With respect to surveillance by AI, many are concerned with the privacy effects of use of AI identification systems by police, other government agencies and employers, and the EU AI Act generally forbids use of AI for predictive policing, emotion recognition in the workplace, and (with certain exceptions) real-time remote biometric identification by law enforcement in public spaces. However, it could be argued that this is not precisely a harm of AI, but a policy/legal trade-off.
Some other harms have been identified as relating to privacy, but we treat them as separate harms:
Regulatory and Governance Solutions
The main legal protection against abuse of personal data is data protection legislation, and enforcement of it:
The UK Information Commissioner's office has launched a consultation series in early 2024 on how aspects of data protection law should apply to the development and use of generative AI models -- including consultations on (1) web scraping to train generative AI models, (2) purpose limitation in the generative AI lifecycle and (3) accuracy of training data and model outputs.
In January 2024, Italian data protection authority Garante notified OpenAI that ChatGPT violates GDPR (at least as applied in Italy). These concerns were resolved in April 2024.
In July 2024, Meta announced that it would not make the multimodal version of its Llama model available in the EU, due to GDPR compliance concerns.
In some countries that do not have broad data protection legislation, there is sectoral data protection legislation. For example, this is the case in the United States, where privacy legislation includes HIPAA (for health information) and COPPA (for information on children under 13).
There is also sub-national privacy legislation in some countries. In the United States, many states are beginning to enact privacy legislation, including first and notably the California Consumer Privacy Act of 1998.
Privacy-related obligations are also beginning to emerge in AI-specific legislation and government guidance, for example:
Australia - Office of the Australian Information Commissioner
China - Hong Kong Office of the Privacy Commissioner for Personal Data, Artificial Intelligence: Model Personal Data Protection Framework (June 2024)
European Data Protection Board, AI Auditing project (June 2024)
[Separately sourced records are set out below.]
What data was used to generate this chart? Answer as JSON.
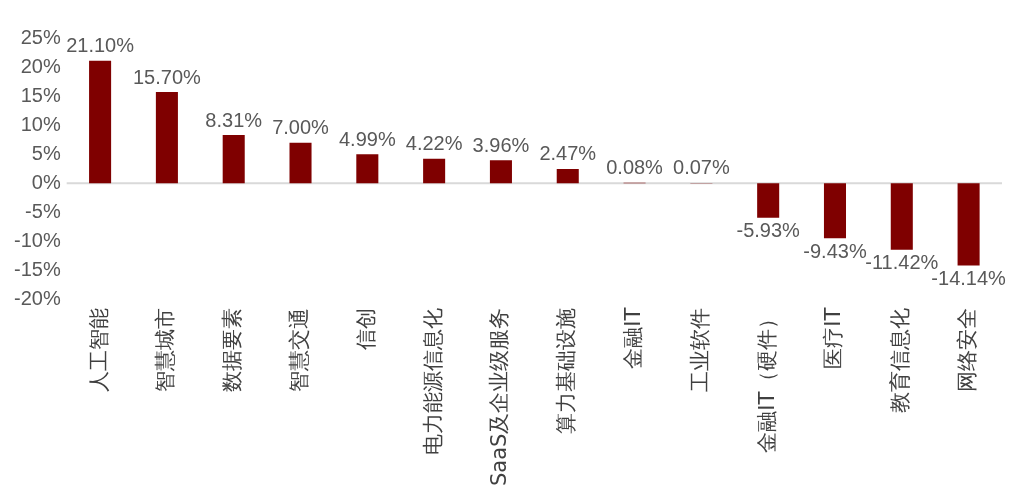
{
  "chart_data": {
    "type": "bar",
    "categories": [
      "人工智能",
      "智慧城市",
      "数据要素",
      "智慧交通",
      "信创",
      "电力能源信息化",
      "SaaS及企业级服务",
      "算力基础设施",
      "金融IT",
      "工业软件",
      "金融IT（硬件）",
      "医疗IT",
      "教育信息化",
      "网络安全"
    ],
    "values": [
      21.1,
      15.7,
      8.31,
      7.0,
      4.99,
      4.22,
      3.96,
      2.47,
      0.08,
      0.07,
      -5.93,
      -9.43,
      -11.42,
      -14.14
    ],
    "value_labels": [
      "21.10%",
      "15.70%",
      "8.31%",
      "7.00%",
      "4.99%",
      "4.22%",
      "3.96%",
      "2.47%",
      "0.08%",
      "0.07%",
      "-5.93%",
      "-9.43%",
      "-11.42%",
      "-14.14%"
    ],
    "color": "#7f0000",
    "ylim": [
      -20,
      25
    ],
    "yticks": [
      {
        "value": -20,
        "label": "-20%"
      },
      {
        "value": -15,
        "label": "-15%"
      },
      {
        "value": -10,
        "label": "-10%"
      },
      {
        "value": -5,
        "label": "-5%"
      },
      {
        "value": 0,
        "label": "0%"
      },
      {
        "value": 5,
        "label": "5%"
      },
      {
        "value": 10,
        "label": "10%"
      },
      {
        "value": 15,
        "label": "15%"
      },
      {
        "value": 20,
        "label": "20%"
      },
      {
        "value": 25,
        "label": "25%"
      }
    ],
    "ref_lines": [
      {
        "axis": "y",
        "value": 0,
        "color": "#d9d9d9"
      }
    ],
    "grid": false,
    "legend": false
  }
}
European Data Protection Supervisor, First EDPS Orientations for ensuring data protection compliance when using Generative AI systems (June 2024)
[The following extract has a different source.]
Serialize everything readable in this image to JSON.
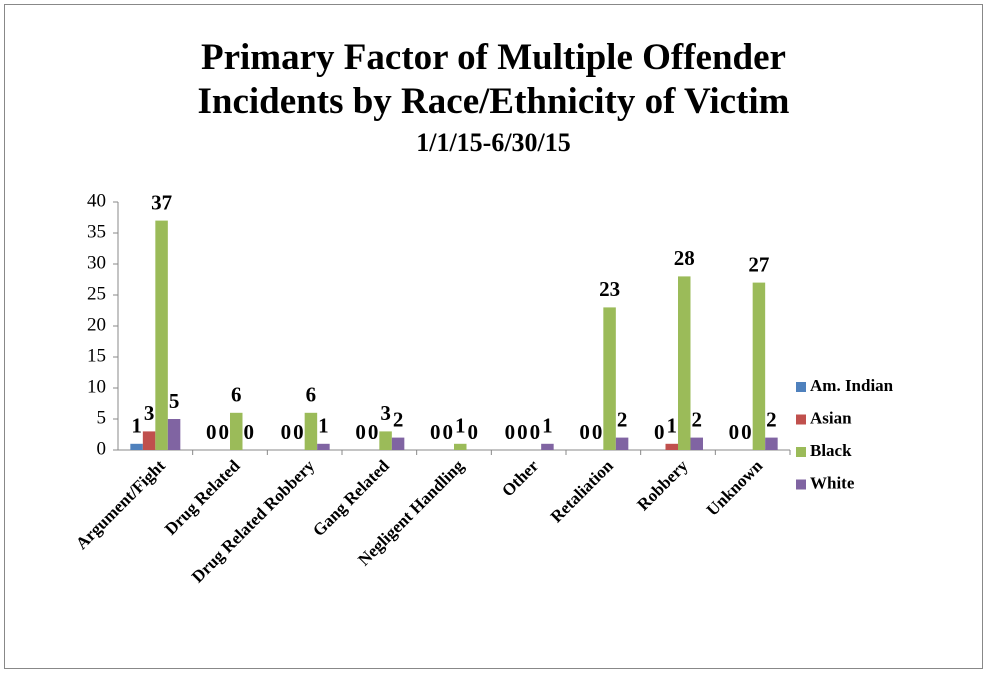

France - CNIL Recommendations on Development of Artificial Intelligence Systems (April 2024)
Privacy governance is of significant interest to many organizations, both because of legal obligations and because of general organizational and reputational benefits of privacy compliance. Key initiatives include:
Technical Solutions
There are various technologies for enhancing privacy. These have emerged over approximately the past three decades with the growth of the Internet and online data, with certain new technologies being especially relevant to AI.
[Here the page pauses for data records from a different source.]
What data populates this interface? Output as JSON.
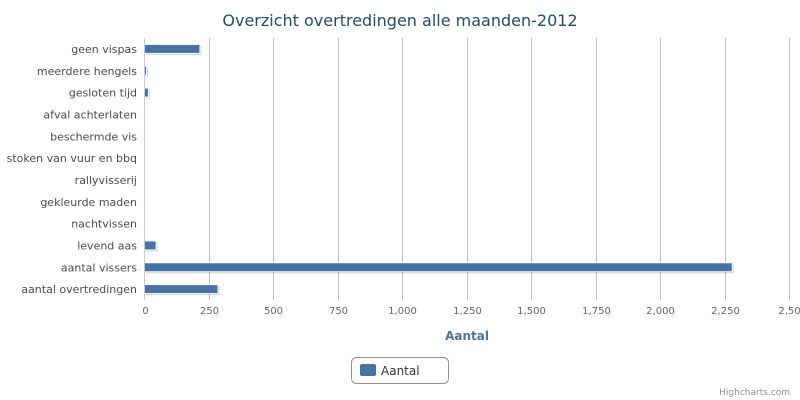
{
  "chart_data": {
    "type": "bar",
    "orientation": "horizontal",
    "title": "Overzicht overtredingen alle maanden-2012",
    "xlabel": "Aantal",
    "categories": [
      "geen vispas",
      "meerdere hengels",
      "gesloten tijd",
      "afval achterlaten",
      "beschermde vis",
      "stoken van vuur en bbq",
      "rallyvisserij",
      "gekleurde maden",
      "nachtvissen",
      "levend aas",
      "aantal vissers",
      "aantal overtredingen"
    ],
    "series": [
      {
        "name": "Aantal",
        "color": "#4572a7",
        "values": [
          215,
          8,
          15,
          0,
          0,
          0,
          0,
          0,
          0,
          45,
          2280,
          285
        ]
      }
    ],
    "xlim": [
      0,
      2500
    ],
    "ticks": [
      "0",
      "250",
      "500",
      "750",
      "1,000",
      "1,250",
      "1,500",
      "1,750",
      "2,000",
      "2,250",
      "2,50"
    ],
    "grid": true,
    "legend_position": "bottom-center"
  },
  "credits": "Highcharts.com"
}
Synthetic data is generated data that matches the characteristics of real-world populations. Use of synthetic data for AI training avoids the need for training on personal data of real individiuals.
Homomorphic encryption is a technique that allows information to be processed while encrypted, without disclosing the content of the information. This is a technically difficult approach that is not yet in widespread use.
"Unlearning" of information that has been improperly included in training data of an AI model. This is also a technically difficult method, given the computational difficulty of analyzing how particular training has affected the weights of a model.
The Centre for Information Policy Leadership in released a white paper on Privacy-Enhancing and Privacy-Preserving Technologies in December 2023.
Government Entities
There are many privacy regulators around the world:
GDPR is enforced by data protection authorities in individual EU member states with guidance by the European Data Protection Board (EDPB). The EDPB has issued Statement 3/2024 on data protection authorities’ role in the Artificial Intelligence Act framework (July 2024).
UK GDPR is enforced by the Information Commissioner's Office.
In the US, the Federal Trade Commission is the primary privacy regulator, through ad hoc privacy actions under its general statutory authority, as well as enforcement authority for COPPA. The Department of Health and Human Services is the enforcement authority for HIPAA.
In various countries there have been calls for establishment of regulators with specific responsible for AI regulation, but to our knowledge no such regulator has been established in any major country.
In the multilateral context, the Organization for Economic Co-operation and Development (OECD) has played a leading role in privacy regulation and governance, including through the OECD Privacy Principles mentioned above. Separately from its privacy work, the OECD has a substantial program on AI.
Private Entities
In the private sector, the International Association of Privacy Professionals (IAPP) has played a leading role in providing guidance to privacy practitioners, and has a substantial set of resources on AI.
Companies addressing privacy from an AI perspective include established privacy companies OneTrust and Securiti. There are a significant number of companies working on synthetic data, such as Datagen and Hazy.